Editorial Reviews for this title:
Set in turn-of-the-century New York, Edith Wharton's classic novel The Age of Innocence reveals a society governed by the dictates of taste and form, manners and morals, and intricate social ceremonies. Newland Archer, soon to marry the lovely May Welland, is a man torn between his respect for tradition and family and his attraction to May's strongly independent cousin, the Countess Ellen Olenska. Plagued by the desire to live in a world where two people can love each other free from condemnation and judgment by the group, Newland views the artful delicacy of the world he lives in as a comforting security one moment, and at another, as an oppressive fiction masking true human nature.

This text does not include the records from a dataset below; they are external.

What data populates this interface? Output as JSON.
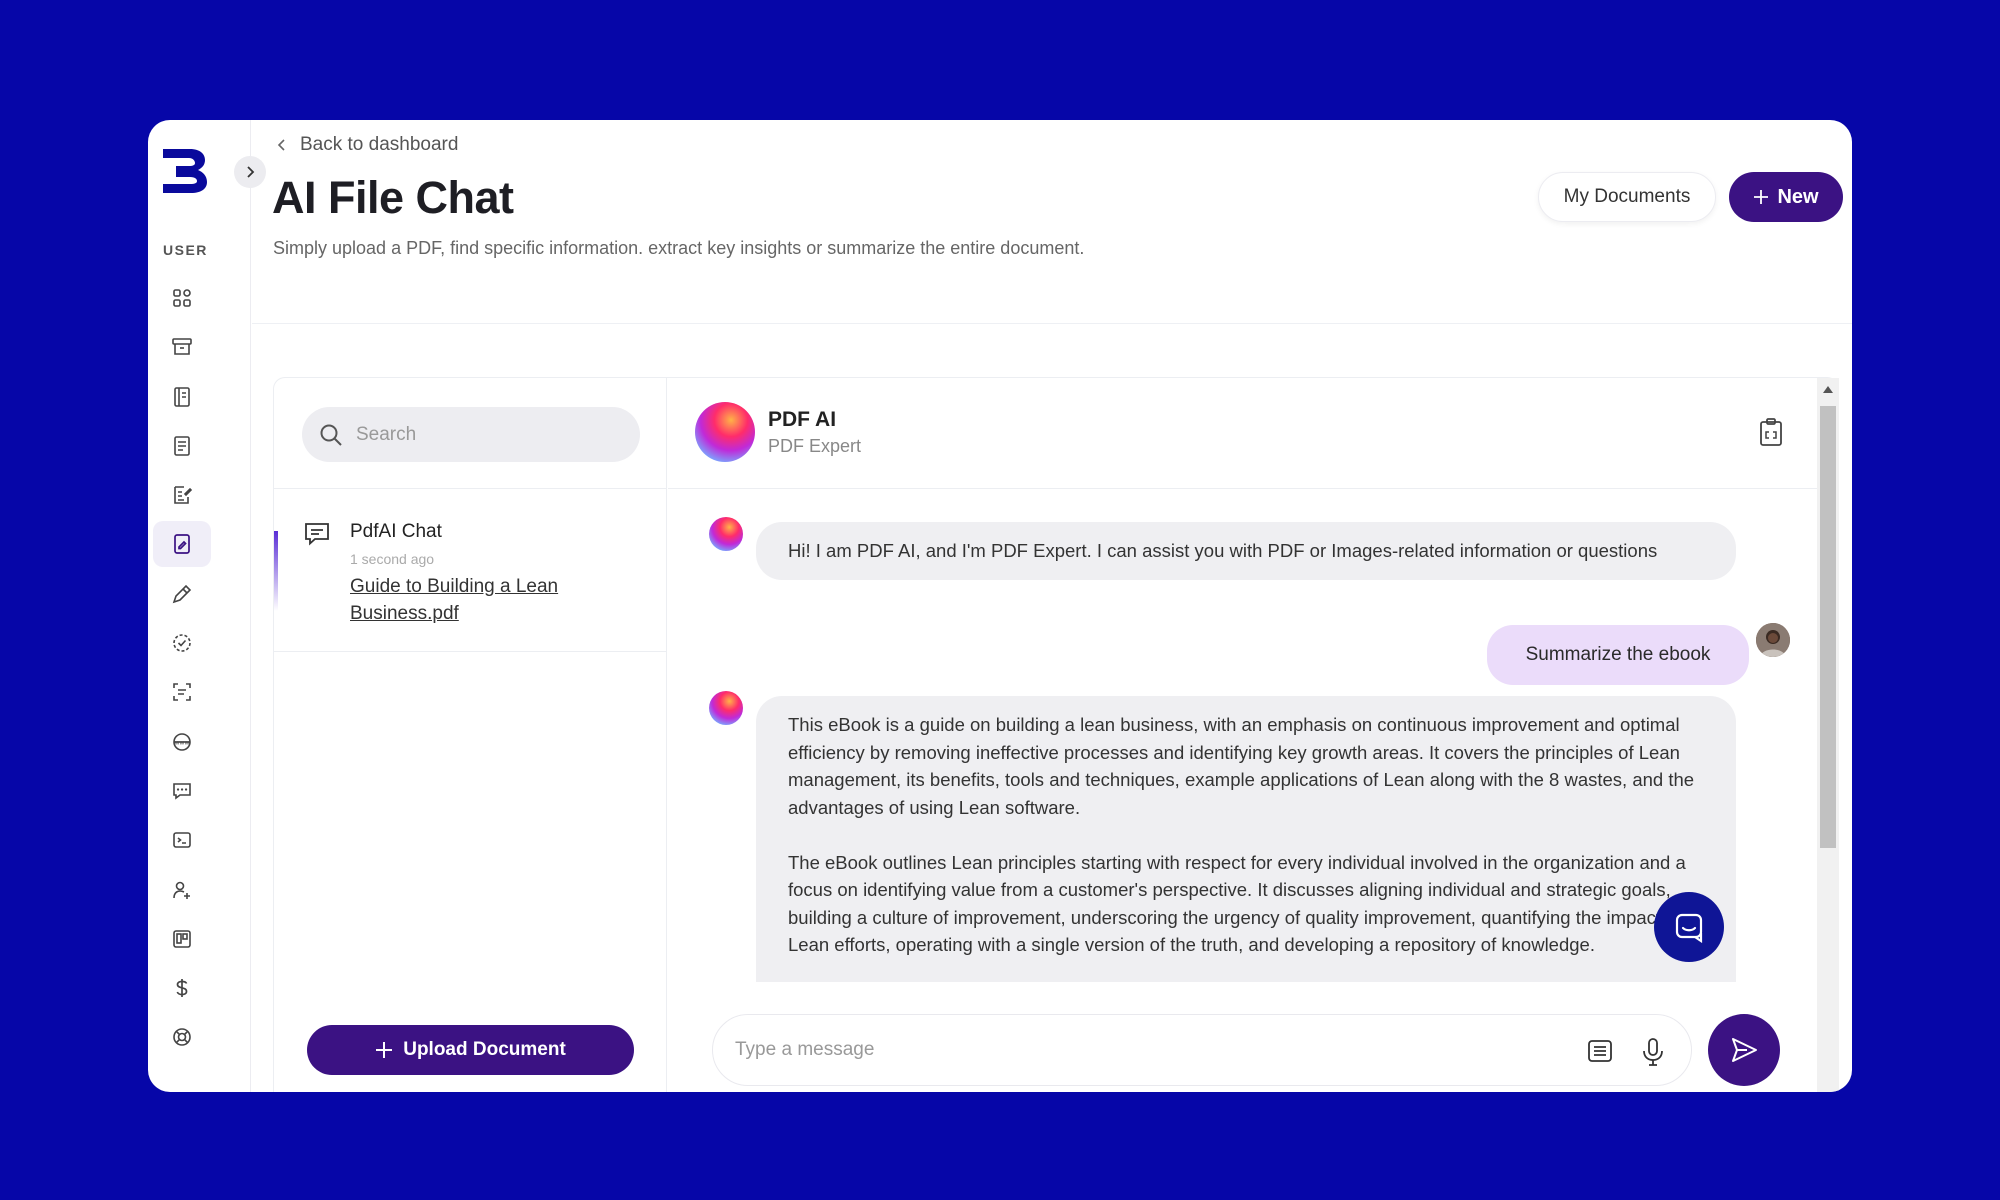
{
  "header": {
    "back_label": "Back to dashboard",
    "title": "AI File Chat",
    "subtitle": "Simply upload a PDF, find specific information. extract key insights or summarize the entire document.",
    "my_documents_label": "My Documents",
    "new_label": "New"
  },
  "sidebar": {
    "section_label": "USER",
    "items": [
      {
        "icon": "grid-icon"
      },
      {
        "icon": "archive-icon"
      },
      {
        "icon": "notebook-icon"
      },
      {
        "icon": "document-icon"
      },
      {
        "icon": "document-edit-icon"
      },
      {
        "icon": "file-chat-icon",
        "active": true
      },
      {
        "icon": "pen-icon"
      },
      {
        "icon": "check-circle-icon"
      },
      {
        "icon": "scan-text-icon"
      },
      {
        "icon": "www-icon"
      },
      {
        "icon": "chat-icon"
      },
      {
        "icon": "terminal-icon"
      },
      {
        "icon": "add-user-icon"
      },
      {
        "icon": "board-icon"
      },
      {
        "icon": "dollar-icon"
      },
      {
        "icon": "lifebuoy-icon"
      }
    ]
  },
  "list": {
    "search_placeholder": "Search",
    "chat_title": "PdfAI Chat",
    "chat_time": "1 second ago",
    "chat_file": "Guide to Building a Lean Business.pdf",
    "upload_label": "Upload Document"
  },
  "chat": {
    "bot_name": "PDF AI",
    "bot_role": "PDF Expert",
    "messages": [
      {
        "from": "bot",
        "text": "Hi! I am PDF AI, and I'm PDF Expert. I can assist you with PDF or Images-related information or questions"
      },
      {
        "from": "user",
        "text": "Summarize the ebook"
      },
      {
        "from": "bot",
        "paragraphs": [
          "This eBook is a guide on building a lean business, with an emphasis on continuous improvement and optimal efficiency by removing ineffective processes and identifying key growth areas. It covers the principles of Lean management, its benefits, tools and techniques, example applications of Lean along with the 8 wastes, and the advantages of using Lean software.",
          "The eBook outlines Lean principles starting with respect for every individual involved in the organization and a focus on identifying value from a customer's perspective. It discusses aligning individual and strategic goals, building a culture of improvement, underscoring the urgency of quality improvement, quantifying the impact of Lean efforts, operating with a single version of the truth, and developing a repository of knowledge."
        ]
      }
    ],
    "composer_placeholder": "Type a message"
  },
  "colors": {
    "background": "#0606a8",
    "accent": "#3b1283",
    "user_bubble": "#ebdcfa",
    "bot_bubble": "#efeff2"
  }
}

The Age of Innocence is at once a richly drawn portrait of the elegant lifestyles, luxurious brownstones, and fascinating culture of bygone New York society and a compelling look at the conflict between human passions and the social tribe that tries to control them.
Somewhere in this book, Wharton observes that clever liars always come up with good stories to back up their fabrications, but that really clever liars don't bother to explain anything at all. This is the kind of insight that makes The Age of Innocence so indispensable. Wharton's story of the upper classes of Old New York, and Newland Archer's impossible love for the disgraced Countess Olenska, is a perfectly wrought book about an era when upper-class culture in this country was still a mixture of American and European extracts, and when "society" had rules as rigid as any in history.